Ya hemos visto que esta narración desafía los cánones éticos y estéticos de los lectores y puede constituir una experiencia de lectura en la que se suspenden convicciones, certezas y previsiones sobre lo humano. Una de esas previsiones puede formularse así: la vida humana es una lucha constante contra el solipsismo radical en el que corremos el riesgo, como dice Sartre, de morir “sin haber sospechado siquiera –salvo durante breves y aterradoras iluminaciones– lo que es el Otro” (1976: 475). ¿Cómo es posible el otro para la experiencia humana?

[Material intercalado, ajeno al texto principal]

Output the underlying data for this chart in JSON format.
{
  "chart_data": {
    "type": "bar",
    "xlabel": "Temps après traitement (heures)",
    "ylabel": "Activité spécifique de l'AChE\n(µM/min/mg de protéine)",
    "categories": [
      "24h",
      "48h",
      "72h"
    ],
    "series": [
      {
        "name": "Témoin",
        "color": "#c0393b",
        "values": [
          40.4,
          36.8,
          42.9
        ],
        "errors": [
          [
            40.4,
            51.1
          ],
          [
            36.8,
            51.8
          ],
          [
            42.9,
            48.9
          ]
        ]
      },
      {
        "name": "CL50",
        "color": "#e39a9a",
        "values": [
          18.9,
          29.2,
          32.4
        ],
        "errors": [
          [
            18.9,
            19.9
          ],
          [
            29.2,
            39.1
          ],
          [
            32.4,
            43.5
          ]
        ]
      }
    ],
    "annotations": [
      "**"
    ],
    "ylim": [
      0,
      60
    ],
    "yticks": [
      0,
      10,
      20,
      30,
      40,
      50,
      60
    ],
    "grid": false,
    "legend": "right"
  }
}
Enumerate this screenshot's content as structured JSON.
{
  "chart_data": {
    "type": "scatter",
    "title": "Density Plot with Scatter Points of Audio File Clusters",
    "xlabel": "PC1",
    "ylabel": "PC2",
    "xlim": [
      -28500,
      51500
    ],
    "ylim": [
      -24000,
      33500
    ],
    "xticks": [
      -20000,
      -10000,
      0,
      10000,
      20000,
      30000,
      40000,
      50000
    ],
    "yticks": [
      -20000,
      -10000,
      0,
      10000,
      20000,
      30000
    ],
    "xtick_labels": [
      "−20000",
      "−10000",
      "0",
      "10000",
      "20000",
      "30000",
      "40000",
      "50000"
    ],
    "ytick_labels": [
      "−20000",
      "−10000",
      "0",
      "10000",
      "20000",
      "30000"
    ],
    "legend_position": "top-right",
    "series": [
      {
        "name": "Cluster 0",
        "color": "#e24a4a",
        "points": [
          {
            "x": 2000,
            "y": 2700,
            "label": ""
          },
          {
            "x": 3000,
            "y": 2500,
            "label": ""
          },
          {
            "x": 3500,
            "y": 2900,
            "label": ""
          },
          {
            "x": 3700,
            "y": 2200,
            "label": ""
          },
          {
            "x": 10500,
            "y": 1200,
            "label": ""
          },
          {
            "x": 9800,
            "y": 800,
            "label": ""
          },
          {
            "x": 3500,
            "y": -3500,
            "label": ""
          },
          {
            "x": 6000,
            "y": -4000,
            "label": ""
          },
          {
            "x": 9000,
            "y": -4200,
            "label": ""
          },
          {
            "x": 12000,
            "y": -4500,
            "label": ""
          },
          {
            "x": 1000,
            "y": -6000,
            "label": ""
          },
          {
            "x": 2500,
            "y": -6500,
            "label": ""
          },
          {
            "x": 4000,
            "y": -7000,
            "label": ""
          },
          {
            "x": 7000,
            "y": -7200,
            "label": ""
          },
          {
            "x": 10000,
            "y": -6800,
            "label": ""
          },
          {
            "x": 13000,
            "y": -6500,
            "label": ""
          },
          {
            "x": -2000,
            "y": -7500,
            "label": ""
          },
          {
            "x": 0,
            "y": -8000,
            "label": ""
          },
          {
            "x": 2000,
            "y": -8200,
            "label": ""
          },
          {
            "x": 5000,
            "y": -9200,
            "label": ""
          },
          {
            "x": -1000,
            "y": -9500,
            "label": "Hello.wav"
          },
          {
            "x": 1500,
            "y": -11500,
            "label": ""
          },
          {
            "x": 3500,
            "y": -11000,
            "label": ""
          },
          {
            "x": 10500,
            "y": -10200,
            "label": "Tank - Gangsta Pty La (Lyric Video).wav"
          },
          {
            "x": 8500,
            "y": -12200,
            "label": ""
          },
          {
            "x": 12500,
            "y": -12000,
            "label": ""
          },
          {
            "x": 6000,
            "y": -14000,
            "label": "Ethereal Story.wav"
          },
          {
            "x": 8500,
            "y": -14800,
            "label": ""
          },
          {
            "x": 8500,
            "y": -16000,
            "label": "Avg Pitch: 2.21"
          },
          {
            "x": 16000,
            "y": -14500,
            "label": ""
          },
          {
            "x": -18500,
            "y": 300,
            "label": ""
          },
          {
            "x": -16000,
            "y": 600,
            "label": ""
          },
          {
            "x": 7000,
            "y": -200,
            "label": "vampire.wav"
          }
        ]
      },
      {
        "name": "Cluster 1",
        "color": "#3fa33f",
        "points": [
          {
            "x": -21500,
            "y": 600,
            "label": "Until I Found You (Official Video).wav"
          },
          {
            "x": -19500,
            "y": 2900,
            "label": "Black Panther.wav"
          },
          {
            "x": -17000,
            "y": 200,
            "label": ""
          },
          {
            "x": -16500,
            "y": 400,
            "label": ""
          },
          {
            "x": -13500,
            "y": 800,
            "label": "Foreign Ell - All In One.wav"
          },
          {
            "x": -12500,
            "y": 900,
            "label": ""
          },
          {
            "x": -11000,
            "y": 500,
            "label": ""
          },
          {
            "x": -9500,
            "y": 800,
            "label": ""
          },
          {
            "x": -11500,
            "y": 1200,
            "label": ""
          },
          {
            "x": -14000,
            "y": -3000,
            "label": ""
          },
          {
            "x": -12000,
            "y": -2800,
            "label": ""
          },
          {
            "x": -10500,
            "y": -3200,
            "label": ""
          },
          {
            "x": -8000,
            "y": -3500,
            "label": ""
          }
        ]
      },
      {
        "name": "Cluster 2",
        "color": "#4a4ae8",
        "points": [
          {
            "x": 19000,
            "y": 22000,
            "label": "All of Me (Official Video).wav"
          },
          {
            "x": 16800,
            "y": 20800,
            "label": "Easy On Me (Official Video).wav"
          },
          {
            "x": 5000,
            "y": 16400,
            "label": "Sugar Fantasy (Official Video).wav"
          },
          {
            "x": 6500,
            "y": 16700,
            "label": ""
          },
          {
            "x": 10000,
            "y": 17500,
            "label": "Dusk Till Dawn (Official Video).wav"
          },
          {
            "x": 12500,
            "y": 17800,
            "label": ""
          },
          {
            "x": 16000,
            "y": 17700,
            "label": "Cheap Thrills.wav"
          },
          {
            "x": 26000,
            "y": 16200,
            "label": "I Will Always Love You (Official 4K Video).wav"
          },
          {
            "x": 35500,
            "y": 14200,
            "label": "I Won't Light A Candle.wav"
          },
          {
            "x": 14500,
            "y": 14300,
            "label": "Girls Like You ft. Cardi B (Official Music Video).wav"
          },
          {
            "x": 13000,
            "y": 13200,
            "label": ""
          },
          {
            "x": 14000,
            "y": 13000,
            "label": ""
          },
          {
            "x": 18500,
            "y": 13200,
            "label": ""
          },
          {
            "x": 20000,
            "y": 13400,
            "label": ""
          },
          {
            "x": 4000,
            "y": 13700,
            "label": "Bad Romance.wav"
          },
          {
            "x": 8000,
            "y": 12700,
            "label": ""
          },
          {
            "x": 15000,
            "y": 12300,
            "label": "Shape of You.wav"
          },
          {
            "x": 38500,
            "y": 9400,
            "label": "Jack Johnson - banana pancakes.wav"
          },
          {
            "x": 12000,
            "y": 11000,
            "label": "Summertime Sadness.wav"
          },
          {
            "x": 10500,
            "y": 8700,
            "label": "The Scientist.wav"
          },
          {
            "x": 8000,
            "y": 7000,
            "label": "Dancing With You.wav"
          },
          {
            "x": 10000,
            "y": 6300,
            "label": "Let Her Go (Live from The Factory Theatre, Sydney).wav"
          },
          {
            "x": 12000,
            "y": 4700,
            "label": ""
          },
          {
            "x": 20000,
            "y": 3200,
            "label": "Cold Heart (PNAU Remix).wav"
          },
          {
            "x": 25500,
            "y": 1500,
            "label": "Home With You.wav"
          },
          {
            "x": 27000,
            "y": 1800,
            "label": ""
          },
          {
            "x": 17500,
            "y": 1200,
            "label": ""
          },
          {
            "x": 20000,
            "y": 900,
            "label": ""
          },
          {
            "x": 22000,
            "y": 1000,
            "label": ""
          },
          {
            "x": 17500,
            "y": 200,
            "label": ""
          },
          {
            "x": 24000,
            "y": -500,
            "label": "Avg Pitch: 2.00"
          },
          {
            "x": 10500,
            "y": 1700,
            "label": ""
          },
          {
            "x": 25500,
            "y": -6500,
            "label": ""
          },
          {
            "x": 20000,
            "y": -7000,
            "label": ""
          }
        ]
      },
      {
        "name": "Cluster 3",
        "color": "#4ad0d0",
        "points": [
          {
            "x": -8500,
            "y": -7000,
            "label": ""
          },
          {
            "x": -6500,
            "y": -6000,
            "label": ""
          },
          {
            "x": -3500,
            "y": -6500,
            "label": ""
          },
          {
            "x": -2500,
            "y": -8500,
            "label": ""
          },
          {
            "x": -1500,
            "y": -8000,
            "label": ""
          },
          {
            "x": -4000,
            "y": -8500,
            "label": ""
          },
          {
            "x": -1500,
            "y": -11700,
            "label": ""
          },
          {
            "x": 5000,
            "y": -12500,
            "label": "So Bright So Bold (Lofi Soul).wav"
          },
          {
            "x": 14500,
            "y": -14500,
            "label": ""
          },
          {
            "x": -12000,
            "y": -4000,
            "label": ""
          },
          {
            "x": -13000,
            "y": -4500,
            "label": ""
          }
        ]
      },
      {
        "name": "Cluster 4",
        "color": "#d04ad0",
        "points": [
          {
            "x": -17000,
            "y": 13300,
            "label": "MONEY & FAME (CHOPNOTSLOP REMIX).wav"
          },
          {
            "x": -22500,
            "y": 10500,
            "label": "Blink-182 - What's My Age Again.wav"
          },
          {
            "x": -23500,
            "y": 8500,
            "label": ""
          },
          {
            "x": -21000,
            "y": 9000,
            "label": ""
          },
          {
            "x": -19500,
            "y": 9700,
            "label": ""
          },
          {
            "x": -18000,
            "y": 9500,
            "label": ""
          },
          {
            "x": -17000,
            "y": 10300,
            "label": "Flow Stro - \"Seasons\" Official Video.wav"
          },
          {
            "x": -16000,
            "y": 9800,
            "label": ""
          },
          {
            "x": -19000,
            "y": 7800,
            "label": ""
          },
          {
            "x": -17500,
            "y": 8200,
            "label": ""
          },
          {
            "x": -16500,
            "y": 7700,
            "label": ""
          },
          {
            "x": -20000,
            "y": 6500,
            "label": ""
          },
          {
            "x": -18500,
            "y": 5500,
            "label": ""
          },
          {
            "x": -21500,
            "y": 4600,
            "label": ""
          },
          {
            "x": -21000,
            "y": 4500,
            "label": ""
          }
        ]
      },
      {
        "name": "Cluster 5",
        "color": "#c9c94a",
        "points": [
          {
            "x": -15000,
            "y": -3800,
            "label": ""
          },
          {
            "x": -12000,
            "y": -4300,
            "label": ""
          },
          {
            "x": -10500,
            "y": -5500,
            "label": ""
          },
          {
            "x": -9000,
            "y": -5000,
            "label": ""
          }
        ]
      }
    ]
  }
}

Desde la perspectiva de la fenomenología de Husserl, el yo establece una relación con las cosas en el suelo de la experiencia en el mundo de la vida. Allí percibo que estos lentes, aunque parecen en la experiencia cotidiana ser una extensión de mi cuerpo, son diferentes de mí mismo, son un ‘otro’. Sin embargo, la diferencia entre un objeto del mundo y un ego, como presentes a mi percepción, radica en que, mientras el objeto no supone para sí su condición de esfera originaria, el ego que se me hace presente es, él mismo, “sujeto de experiencia con igual razón que yo, sujeto capaz de percibirme a mí mismo como perteneciente al mundo de su experiencia” (Ricœur, 2005: 164-165).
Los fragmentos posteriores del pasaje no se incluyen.